To believe it or not, making queue is NOT something that Tokyoists love to do, I mean Edoers (or Edoists, Edoesi, Edochiani, or whatever…), called in Japanese as Edokko, who were born and raised in Edo (renamed Tokyo in 1868), simply native Tokyo. But to be a real Edokko they say at least three generations have to be native.
Characteristics of Edokko are said to be assertive, straightforward, and impatient like me…
It is a famous saying for Edokko, if you don’t eat quickly it will be rotten before you eat, or if you masticate to much the food will be rotten in your mouth…
So the last thing that Edokko will do is to wait for the food!!
However, since Edo period many people have come to Edo (Tokyo) for work and it is very rare to find real Edokkos after Tokyo became a Metropolice. So, if you may have an opportunity, ask the people waiting in a queue where their origins are.
Now to the subject. If you want to eat delicious pancakes in Tokyo (though I think most of you are not interested because pancakes are not Japanese) you may have to pay at least 1,500 yen per person. But I would like to introduce you Japanese original pancakes for which you have to pay around 200 yen.
That is Dorayaki.
Dorayaki is one of popular traditional Japanese sweets. Imagine a hamburger. Two round-shaped small pancakes, instead of buns. Anko sweet bean paste, in place of a hamburger patty. This is called Dorayaki!

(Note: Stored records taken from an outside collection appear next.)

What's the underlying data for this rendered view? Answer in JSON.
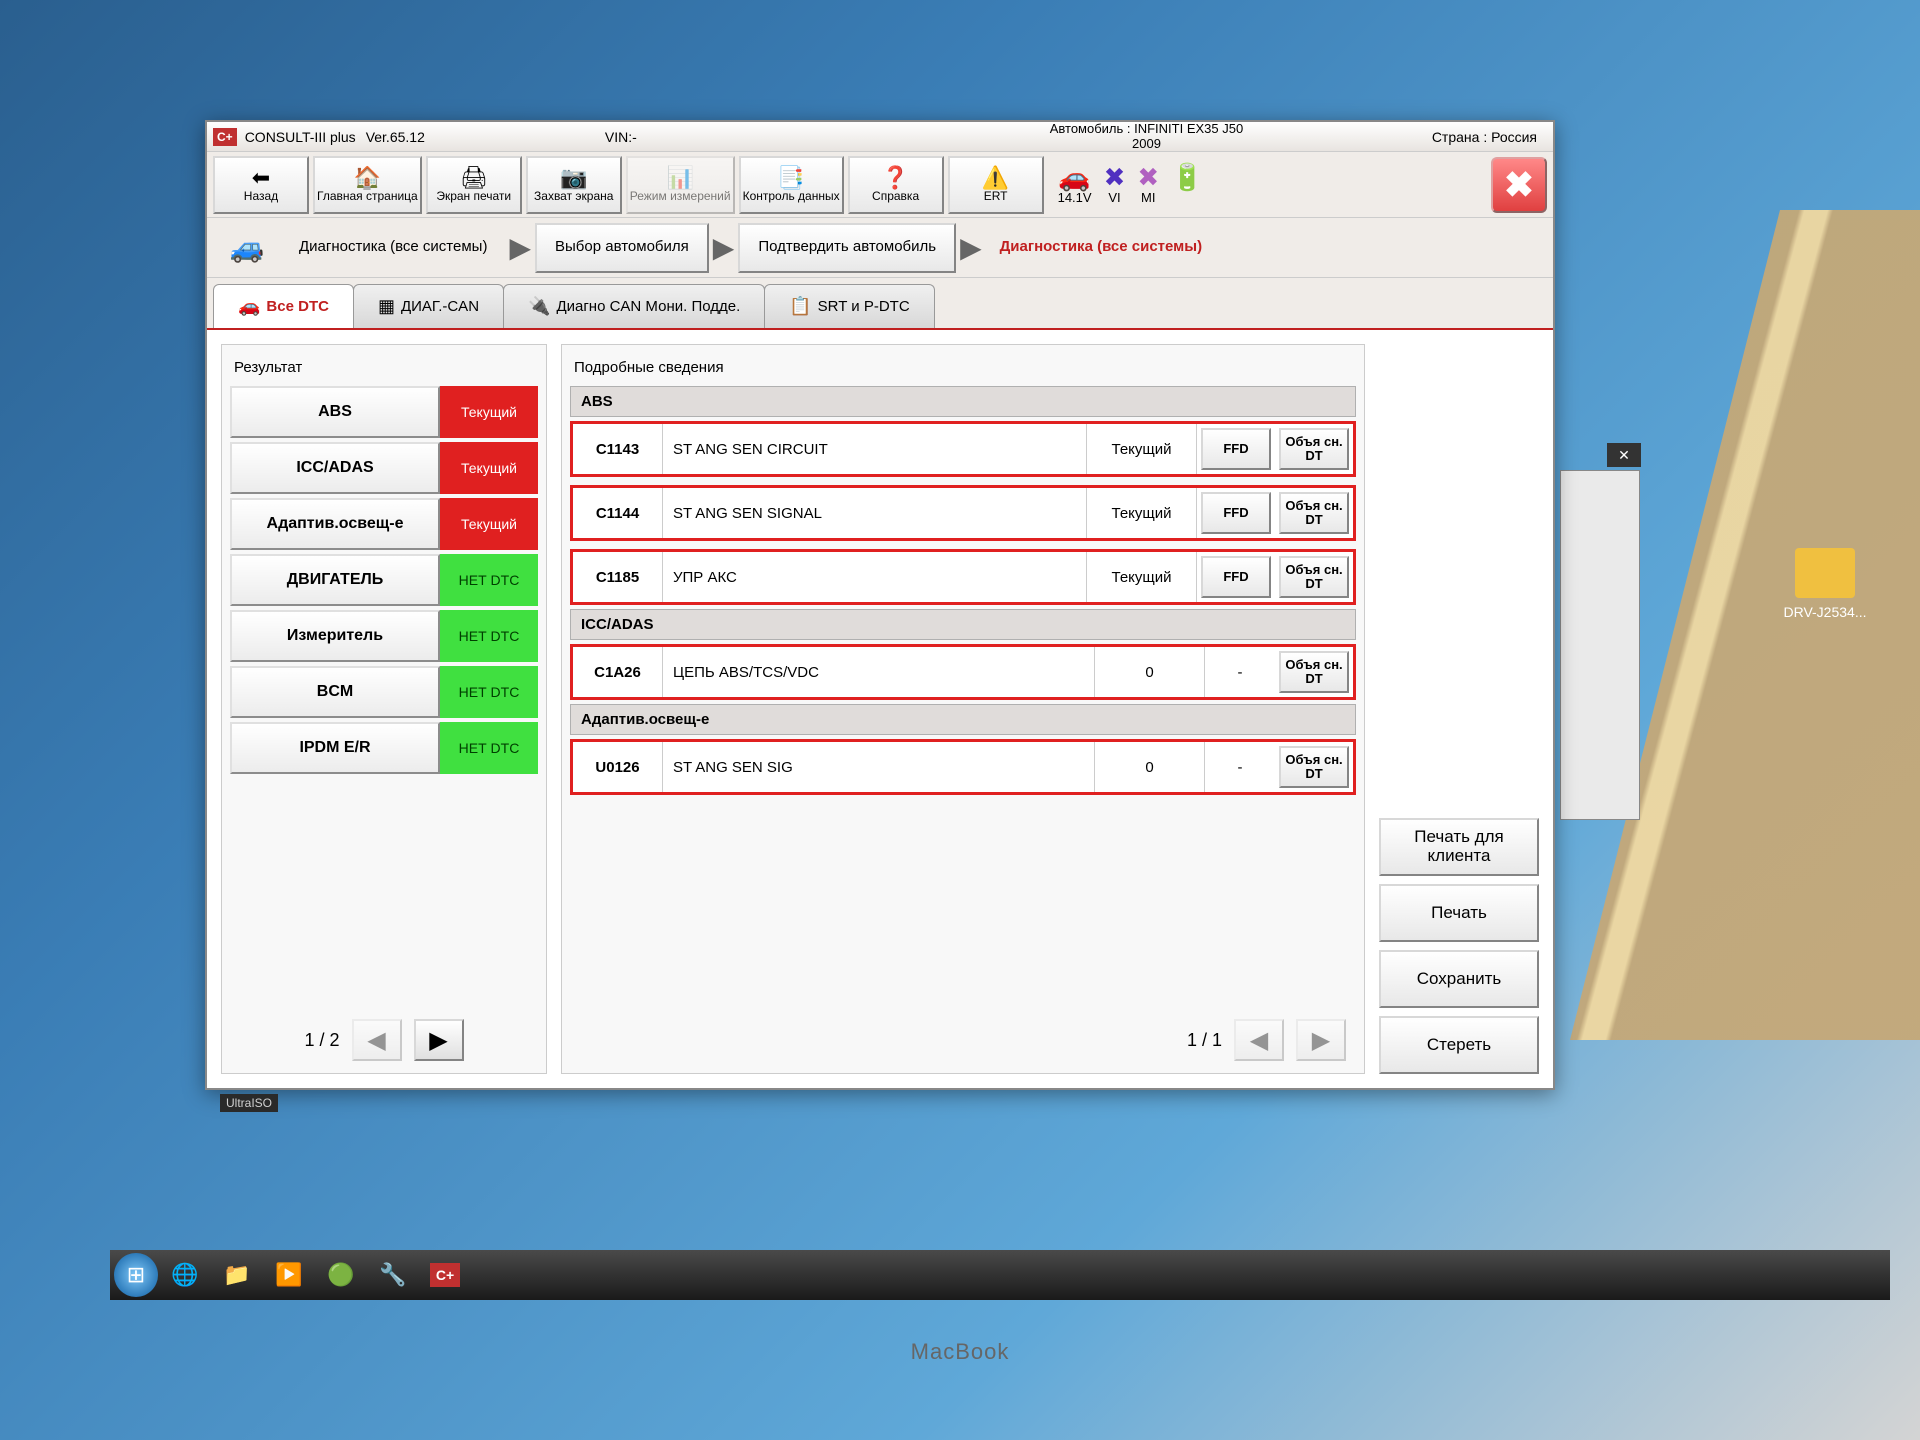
{
  "header": {
    "app_badge": "C+",
    "app_name": "CONSULT-III plus",
    "version_label": "Ver.65.12",
    "vin_label": "VIN:-",
    "vehicle_label": "Автомобиль : INFINITI EX35 J50",
    "vehicle_year": "2009",
    "country_label": "Страна : Россия"
  },
  "toolbar": {
    "back": "Назад",
    "home": "Главная страница",
    "print_screen": "Экран печати",
    "capture": "Захват экрана",
    "mode": "Режим измерений",
    "rec_data": "Контроль данных",
    "help": "Справка",
    "ert": "ERT"
  },
  "status": {
    "voltage": "14.1V",
    "vi": "VI",
    "mi": "MI"
  },
  "breadcrumb": {
    "step1": "Диагностика (все системы)",
    "step2": "Выбор автомобиля",
    "step3": "Подтвердить автомобиль",
    "step4": "Диагностика (все системы)"
  },
  "tabs": {
    "all_dtc": "Все DTC",
    "diag_can": "ДИАГ.-CAN",
    "diag_can_mon": "Диагно CAN Мони. Подде.",
    "srt_pdtc": "SRT и P-DTC"
  },
  "left_panel": {
    "title": "Результат",
    "items": [
      {
        "name": "ABS",
        "status": "Текущий",
        "cls": "st-current"
      },
      {
        "name": "ICC/ADAS",
        "status": "Текущий",
        "cls": "st-current"
      },
      {
        "name": "Адаптив.освещ-е",
        "status": "Текущий",
        "cls": "st-current"
      },
      {
        "name": "ДВИГАТЕЛЬ",
        "status": "НЕТ DTC",
        "cls": "st-none"
      },
      {
        "name": "Измеритель",
        "status": "НЕТ DTC",
        "cls": "st-none"
      },
      {
        "name": "BCM",
        "status": "НЕТ DTC",
        "cls": "st-none"
      },
      {
        "name": "IPDM E/R",
        "status": "НЕТ DTC",
        "cls": "st-none"
      }
    ],
    "page_label": "1 / 2"
  },
  "detail": {
    "title": "Подробные сведения",
    "groups": [
      {
        "name": "ABS",
        "dtcs": [
          {
            "code": "C1143",
            "desc": "ST ANG SEN CIRCUIT",
            "status": "Текущий",
            "btn1": "FFD",
            "btn2": "Объя сн. DT"
          },
          {
            "code": "C1144",
            "desc": "ST ANG SEN SIGNAL",
            "status": "Текущий",
            "btn1": "FFD",
            "btn2": "Объя сн. DT"
          },
          {
            "code": "C1185",
            "desc": "УПР АКС",
            "status": "Текущий",
            "btn1": "FFD",
            "btn2": "Объя сн. DT"
          }
        ]
      },
      {
        "name": "ICC/ADAS",
        "dtcs": [
          {
            "code": "C1A26",
            "desc": "ЦЕПЬ ABS/TCS/VDC",
            "status": "0",
            "btn1": "-",
            "btn2": "Объя сн. DT"
          }
        ]
      },
      {
        "name": "Адаптив.освещ-е",
        "dtcs": [
          {
            "code": "U0126",
            "desc": "ST ANG SEN SIG",
            "status": "0",
            "btn1": "-",
            "btn2": "Объя сн. DT"
          }
        ]
      }
    ],
    "page_label": "1 / 1"
  },
  "actions": {
    "print_client": "Печать для клиента",
    "print": "Печать",
    "save": "Сохранить",
    "erase": "Стереть"
  },
  "desktop": {
    "folder_label": "DRV-J2534..."
  },
  "misc": {
    "ultra": "UltraISO",
    "macbook": "MacBook"
  }
}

There may be many people who have seen Dorayaki on TV when they were small kids even though they have never tasted. Dorayaki is famous because it is Doraemon’s favorite sweets…
However, the name of Dorayaki did not come from Doraemon but it is said that ‘dora’ came from the name of a musical instrument, a metal percussion, Dora.
There is an interesting legend on this name. The first Dorayaki was made with the ‘dora’ which a famous samurai Benkei left behind in a farmer’s house where he was hiding. The farmer used the important ‘dora’ which was used in war instead of a pan and made pancakes …
Now I would like to list my own favorite shops of Dorayaki, especially for those who are visiting Tokyo (This list is my own favorite and I won’t take any claims on this!!. OK?)
No.1: Kameju (in Asakusa, right in front of Kaminari-mon of Senso-temple)
Japanese sweets are famous for their beauty looks. However, I cannot say Dorayaki of Kameju is beautiful, infact, ugly, maybe the ugliest Dorayaki… but if you eat it, it is incredibly delicious and I would say it is the best Dorayaki. Especially Kameju has Dorayaki of white beans paste. You should definitely try this white Dorayaki if you are not fascinated so much by anko (red bean paste).
Usagiya in Ueno started Dorayaki of this style in 1914. You can get the very original Dorayaki here.
No.3: Usagiya honten (in Nihombashi, near NihombashiBridge)
If you love anko, try this!
All these three shops are very Edo traditional ones and if you have chances to go to these areas, where there are many touristic spots, it is not a bad idea to visit and get some real Dorayaki rather than making a queue for Western pancakes!